📝 The Background Screening Form Most ALFs Forget — And Why It Can Cost You
When it comes to background screening in assisted living, most facilities focus on the Clearinghouse, Level 2 results, and the 5-year renewal cycle. But there’s one step that consistently gets missed — and AHCA has begun citing it more frequently:
👉 The employee’s Attestation of Compliance form.
This isn’t paperwork for your binder.
It’s a legal requirement.
And if it’s missing, incomplete, or outdated, you will get cited.
What the Law Actually Says
Under F.S. 435.05(2), every covered employee must:
- Attest under penalty of perjury that they qualify for employment
- Agree to notify the employer immediately if they are arrested
- Confirm that they have not committed any disqualifying offenses
This is non-negotiable.
And AHCA reinforces it through its rules.
What AHCA Requires You to Have on File
Per 59A-35.090(d), every facility must keep the:
Attestation of Compliance With Background Screening Requirements
AHCA Form 3100-0008 (July 2024)
This form documents three critical pieces of information:
- The employee meets the Level 2 background screening requirements
- The employee has not had a break in service longer than 90 days from a screened position
- The employee agrees to notify the employer immediately if arrested
This is not optional.
This form must be signed by the employee upon hire and kept in their staff file.
The 90-Day Break-in-Service Rule
This is where many facilities get caught.
If an employee has been out of a Level 2 screened position for more than 90 days, they must go through new screening.
The attestation form forces the employee to confirm this.
AHCA reviews this closely — and if the form is missing, it creates two compliance problems:
- No attestation
- No verification of recent screening status
Facilities get hit for both.
Surveyors Will Ask for This Form
During a survey, AHCA may:
- Pull staff files
- Look for the correct version of Form 3100-0008
- Check the signature and date
- Confirm the 90-day statement
- Compare it against Clearinghouse records
If the form isn’t there, or if it’s an older version, it’s an automatic citation.

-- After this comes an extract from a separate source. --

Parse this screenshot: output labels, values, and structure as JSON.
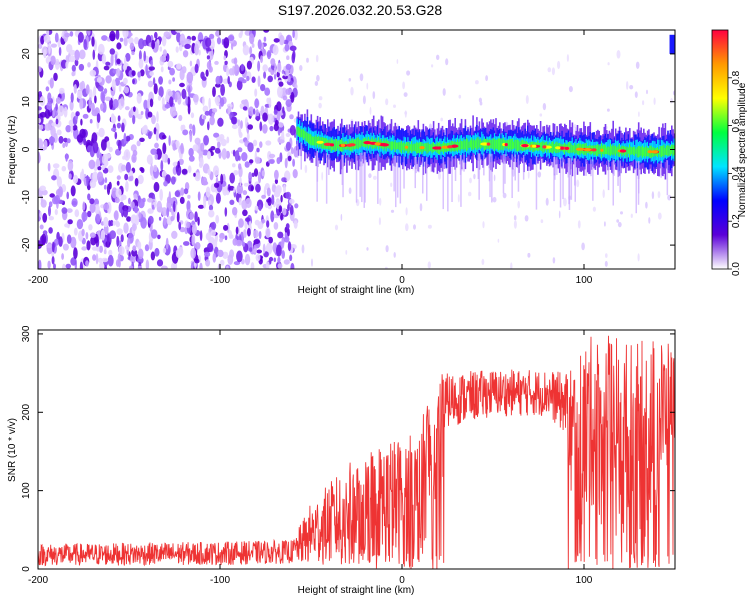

Common Mistakes Operators Make
Here are the issues I see most often in facilities:
❌ Using outdated versions of the form
❌ Form not signed or dated by the employee
❌ Believing the Clearinghouse status replaces the attestation
❌ Employee had a break in service over 90 days, but no updated screening
❌ Form is completed but not stored in the staff file
❌ Administrator signs it — instead of the employee
These are avoidable problems that show up constantly during surveys.
How to Fix This Easily
Here’s what you should do right now:
✔️ Download the current AHCA Attestation of Compliance form
✔️ Add it to your new-hire onboarding packet
✔️ Audit all employee files for the July 2024 version
✔️ Have any missing or outdated forms re-completed
✔️ Add the 90-day screening verification to your hiring checklist
✔️ Train your team on what this form is and why it matters
This takes less than an hour and protects you from an unnecessary deficiency.